PKK, zehirli fikirlerini her yere saçmak için elindeki tüm imkânları kullanıyordu. Onun zehrinden tatmak istemeyenlere kurşun tattırıyordu. Ölümle yaşam arasında çok ince bir çizgi… Dünya ve ahiret, namluların ucundaydı.

PKK Örgütü, bölgedeki temiz tabiatlı birçok köylüyü etkilemeyi başarmış görünüyordu. Devletin sahipsiz bıraktığı köylünün iradesinde söz sahibi olmuştu. İhtiyaç duyduğu lojistik desteği zorla da olsa elde etmişti. Onun isteğine karşı çıkacak gücü kendinde bulamayan köylü kesimi silahlı güç karşısında çaresizdi.

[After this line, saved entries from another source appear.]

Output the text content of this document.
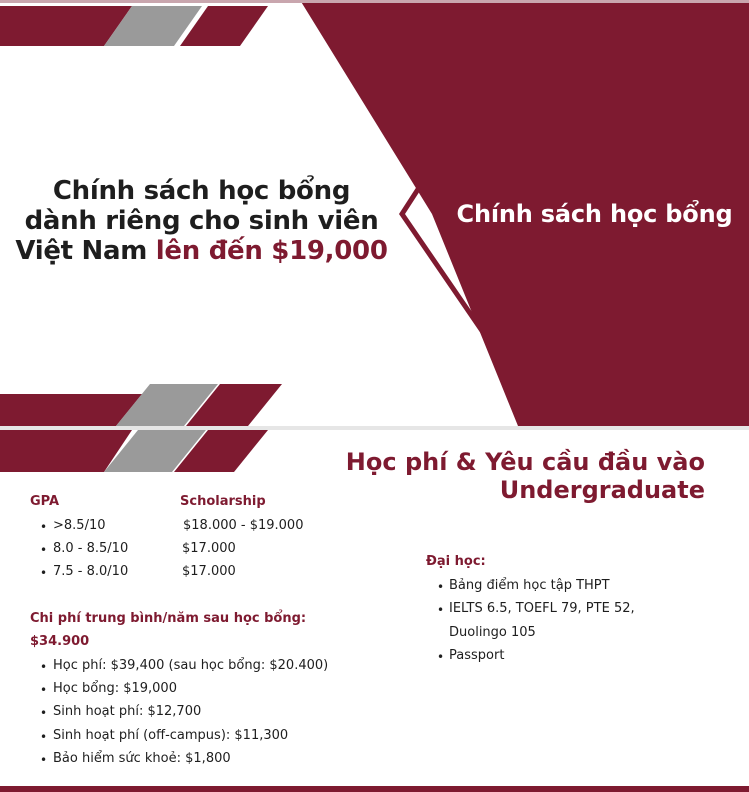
Chính sách học bổng
dành riêng cho sinh viên
Việt Nam lên đến $19,000
Chính sách học bổng
Học phí & Yêu cầu đầu vào
Undergraduate
GPA	Scholarship
• >8.5/10	$18.000 - $19.000
• 8.0 - 8.5/10	$17.000
• 7.5 - 8.0/10	$17.000
Chi phí trung bình/năm sau học bổng:
$34.900
• Học phí: $39,400 (sau học bổng: $20.400)
• Học bổng: $19,000
• Sinh hoạt phí: $12,700
• Sinh hoạt phí (off-campus): $11,300
• Bảo hiểm sức khoẻ: $1,800
Đại học:
• Bảng điểm học tập THPT
• IELTS 6.5, TOEFL 79, PTE 52,
Duolingo 105
• Passport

Yalnız bazı dindar ve Mütedeyyin insanlar Örgütün tehditlerinden korkmadan ölümü göze alıp çirkin isteklerinin karşısında durmaya çalışıyorlardı.

Basma Köyü sakinleri onlardan sadece biriydi. Diyarbakır’ın Çınar ilçesine bağlı Karacadağ köylerinden biri olan Basma köyü Çınar’a doğru giderken sağ taraftan Karacadağ’a giden yol ayrımından yaklaşık otuz kilometre içerdeydi.  Otuz haneli bir yerleşim yeri olmasına rağmen çevre köyler üzerinde etkisi oldukça fazlaydı.

Bu köyü çevredeki diğer köylerden ayıran en büyük özelliği köyde bulunan şeyh ailesiydi. Çevre köylerdeki birçok kişi bu aileye gerekli hürmeti gösterir onların sözünden çıkmazlardı.

Şeyh ailesi bir zamanlar Şam’dan hicret etmek zorunda kalınca kalkıp buraya gelerek yerleşen Şeyh Davut’un torunlarıydılar. Onlar atalarından süregelen İslami eğitim ve hizmetleriyle çevre köylerden her zaman saygı görmüşlerdi. Daima zulmün karşısında durup köylülerin arasında çıkan anlaşmazlıklarda adaleti gözettiklerinden saygınlıkları haklı olarak nam salmıştı.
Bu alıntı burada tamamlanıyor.